A petición del almirante comienza con la limpieza. La memoria muscular de sus manos sigue un ritual mecanizado: arranca un trozo de algodón, lo enrolla en la punta del palillo de bambú, lo sumerge en un frasco ámbar con una solución secuestrante, y frota sobre los relieves de la medalla hasta que las fibras blancas se percuden. Remueve el algodón y comienza de nuevo.
Mientras el proceso sucede, el otro fija la vista en una bala de cañón de los estantes, cuya superficie esta fisurada y desgajada en laminas metálicas delgadas. A través de las grietas observa el inconfundible color rojo polvoso de la hematita que emerge desde el núcleo. La corrosión rompiéndolo todo, como volcán a punto de erupcionar.
Se aclara la garganta con un tosido ruidoso, e inicia la conversación:
—No sé qué voy a hacer cuando me jubile. Me voy a aburrir. No estoy acostumbrado a estar quieto.
—¿Tiene algún pasatiempo? —responde levantando la vista para observar al militar, quien sigue absorto en la bala de cañón.
—Cuando uno se dedica a esto, no tienes tiempo para nada. Nos quejamos por trabajar demasiado y cuando se cumplen los años de jubilación, no queremos irnos.
Mientras escucha al almirante, percibe que el recubrimiento dorado de la medalla tiene mala adhesión al soporte: el metalizado se ha perdido en zonas puntuales, pero él sabe que lo mejor por hacer es removerlo y volverlo a aplicar. Se levanta de la mesa de trabajo, se dirige al escritorio y observa fugazmente en el monitor un amasijo de caparazones, antenas y patas apelmazadas entre arrecifes. Abre el primer cajón, toma un bisturí, una navaja del número tres y un cepillo de cerdas suaves. Regresa a su lugar, y con el bisturí roza suavemente la capa dorada, que se desprende con poco esfuerzo.
—¿Qué estás viendo? —pregunta el almirante, quien siguió con la vista el trayecto del restaurador y después la fijó en las imágenes del monitor.
—Me gusta poner documentales cuando trabajo, es para tener algo de ruido. Este es sobre langostas.
Se quedan en silencio y escuchan la voz filtrada que sale de las bocinas e impregna la habitación:
Algunas especies viven en comunidad y se defienden en grupo; utilizan, las antenas espinosas para ahuyentar depredadores. Otras especies, más individualistas, se esconden y tratan de pasar desapercibidas ante las amenazas…
—¿Un documental sobre langostas? ¿Para qué quieres conocer su vida antes de ser comida? —pregunta con voz burlona y una sonrisa amplia dibujada en el rostro.
—Nunca he probado la langosta —responde devolviendo la sonrisa.
—Pues, no sabes lo que es bueno, mi estimado.
—Sé que es laborioso quitarles el caparazón. No me gustan los platillos que implican más esfuerzo que comida —menciona mientras trabaja con la espalda encorvada y la medalla a unos centímetros de su rostro.
El almirante lo señala y afirma:
—Te encanta batallar.
—No en la comida.
—Pues cada quién, mi estimado. Pero, para mí, la mejor comida es la que tienes que rascar, triturar y roer.
Ambos se quedan callados con los remanentes de una sonrisa insinuada en el rostro. En el techo, se producen una serie de chasquidos y la luz comienza a parpadear. Ambos hombres suben la vista a la par hacia los cilindros fluorescentes, y los ven fijamente unos cuantos segundos, hasta que la iluminación se restablece.
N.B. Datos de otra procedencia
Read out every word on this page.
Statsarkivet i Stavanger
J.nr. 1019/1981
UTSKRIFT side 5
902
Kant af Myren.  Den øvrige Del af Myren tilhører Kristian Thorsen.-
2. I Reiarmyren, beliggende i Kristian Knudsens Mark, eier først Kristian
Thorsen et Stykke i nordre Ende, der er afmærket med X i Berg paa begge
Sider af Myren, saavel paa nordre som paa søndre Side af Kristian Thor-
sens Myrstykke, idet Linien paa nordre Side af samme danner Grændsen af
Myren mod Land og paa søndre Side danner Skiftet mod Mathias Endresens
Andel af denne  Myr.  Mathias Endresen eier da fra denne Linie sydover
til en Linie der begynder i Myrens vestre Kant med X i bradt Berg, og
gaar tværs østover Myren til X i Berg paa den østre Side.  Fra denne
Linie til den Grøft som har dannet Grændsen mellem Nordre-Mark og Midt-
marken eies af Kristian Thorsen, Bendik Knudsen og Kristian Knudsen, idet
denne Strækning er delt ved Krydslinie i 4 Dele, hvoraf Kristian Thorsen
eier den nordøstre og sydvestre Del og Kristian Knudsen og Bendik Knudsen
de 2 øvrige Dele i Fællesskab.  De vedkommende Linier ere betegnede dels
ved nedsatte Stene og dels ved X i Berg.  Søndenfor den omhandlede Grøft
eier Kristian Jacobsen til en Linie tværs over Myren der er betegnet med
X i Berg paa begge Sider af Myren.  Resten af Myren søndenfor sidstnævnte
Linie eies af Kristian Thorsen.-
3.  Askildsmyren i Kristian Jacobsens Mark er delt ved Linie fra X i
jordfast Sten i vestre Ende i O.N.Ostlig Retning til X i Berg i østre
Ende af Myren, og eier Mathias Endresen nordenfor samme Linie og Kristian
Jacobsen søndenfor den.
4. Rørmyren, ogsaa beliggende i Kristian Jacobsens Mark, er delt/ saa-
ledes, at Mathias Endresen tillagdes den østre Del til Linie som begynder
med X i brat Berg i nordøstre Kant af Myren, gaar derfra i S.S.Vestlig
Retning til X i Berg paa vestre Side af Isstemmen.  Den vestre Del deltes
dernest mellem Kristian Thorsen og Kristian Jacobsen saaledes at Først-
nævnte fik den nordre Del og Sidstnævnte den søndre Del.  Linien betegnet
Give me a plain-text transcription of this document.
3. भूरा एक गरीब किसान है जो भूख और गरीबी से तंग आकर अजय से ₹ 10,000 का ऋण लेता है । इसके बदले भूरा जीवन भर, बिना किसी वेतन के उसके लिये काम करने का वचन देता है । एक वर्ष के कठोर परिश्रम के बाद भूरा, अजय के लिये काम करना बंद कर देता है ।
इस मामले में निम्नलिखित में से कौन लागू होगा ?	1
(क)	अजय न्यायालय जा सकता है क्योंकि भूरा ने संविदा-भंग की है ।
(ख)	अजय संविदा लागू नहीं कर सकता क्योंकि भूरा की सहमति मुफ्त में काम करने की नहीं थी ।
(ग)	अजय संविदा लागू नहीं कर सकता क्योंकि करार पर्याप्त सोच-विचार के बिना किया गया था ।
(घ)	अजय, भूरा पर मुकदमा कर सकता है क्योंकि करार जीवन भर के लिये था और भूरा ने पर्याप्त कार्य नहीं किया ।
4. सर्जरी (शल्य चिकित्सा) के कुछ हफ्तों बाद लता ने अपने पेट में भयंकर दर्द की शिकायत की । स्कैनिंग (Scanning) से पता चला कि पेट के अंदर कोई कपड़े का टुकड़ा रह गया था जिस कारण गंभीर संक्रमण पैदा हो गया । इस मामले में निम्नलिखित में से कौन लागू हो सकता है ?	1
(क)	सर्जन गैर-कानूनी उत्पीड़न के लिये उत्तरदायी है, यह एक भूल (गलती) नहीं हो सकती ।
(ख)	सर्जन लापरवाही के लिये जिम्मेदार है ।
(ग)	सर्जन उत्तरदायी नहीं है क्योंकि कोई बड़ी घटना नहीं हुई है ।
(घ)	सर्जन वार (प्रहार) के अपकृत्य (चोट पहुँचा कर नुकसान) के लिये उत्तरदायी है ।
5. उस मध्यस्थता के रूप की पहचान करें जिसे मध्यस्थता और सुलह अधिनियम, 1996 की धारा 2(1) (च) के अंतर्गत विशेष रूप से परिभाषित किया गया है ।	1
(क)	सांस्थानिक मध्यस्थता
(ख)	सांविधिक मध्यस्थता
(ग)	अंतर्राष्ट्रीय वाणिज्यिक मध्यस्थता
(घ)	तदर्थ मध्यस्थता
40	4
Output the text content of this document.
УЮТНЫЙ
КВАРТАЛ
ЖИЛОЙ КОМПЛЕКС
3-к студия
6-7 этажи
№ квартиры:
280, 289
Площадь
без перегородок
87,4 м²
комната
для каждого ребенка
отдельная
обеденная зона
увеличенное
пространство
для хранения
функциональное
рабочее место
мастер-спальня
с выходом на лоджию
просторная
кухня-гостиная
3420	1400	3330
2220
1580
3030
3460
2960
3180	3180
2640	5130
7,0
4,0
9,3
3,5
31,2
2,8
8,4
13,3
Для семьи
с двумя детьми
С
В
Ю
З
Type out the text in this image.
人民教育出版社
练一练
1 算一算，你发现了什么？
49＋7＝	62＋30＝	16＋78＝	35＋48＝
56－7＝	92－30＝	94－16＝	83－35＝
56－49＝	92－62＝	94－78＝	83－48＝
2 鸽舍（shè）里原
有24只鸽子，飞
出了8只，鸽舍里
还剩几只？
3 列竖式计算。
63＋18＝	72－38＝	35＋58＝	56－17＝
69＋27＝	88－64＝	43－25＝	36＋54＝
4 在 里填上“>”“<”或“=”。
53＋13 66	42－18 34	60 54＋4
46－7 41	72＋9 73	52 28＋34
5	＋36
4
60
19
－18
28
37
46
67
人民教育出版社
El restaurador posa sus ojos en una diminuta escama dorada que desprende con la punta del bisturí; el almirante ronda los suyos sobre todo lo que hay a su alrededor: los cascos y petos de armadura rotos y oxidados; los sextantes, catalejos y astrolabios desarmados; las carabinas, pistolas de chispa y sables de abordaje deformados. En las retinas de ambos hombres, el mismo contorno de los tubos luminosos perdura como un espectro.
—Ser militar me ha traído muchas satisfacciones, pero ha estado cabrón —retoma la conversación—. Antes de ser oficial y trabajar en puestos administrativos, tuve que andar en los operativos. ¡Está bien feo! Me tocó matar de todo: gente buena, genta mala y gente peor; también animales: caballos, perros, gatos. De todo, no te miento… Hasta niños.
Hace una pausa para buscar la reacción del joven, pero éste no se inmuta: no levanta la vista, no interrumpe su trabajo y no emite ningún sonido. Solo se escucha el documental a través de las bocinas:
Se alimentan principalmente de algas, gusanos, moluscos y crustáceos de pequeñas dimensiones. Aunque la mayoría de las veces son carroñeras…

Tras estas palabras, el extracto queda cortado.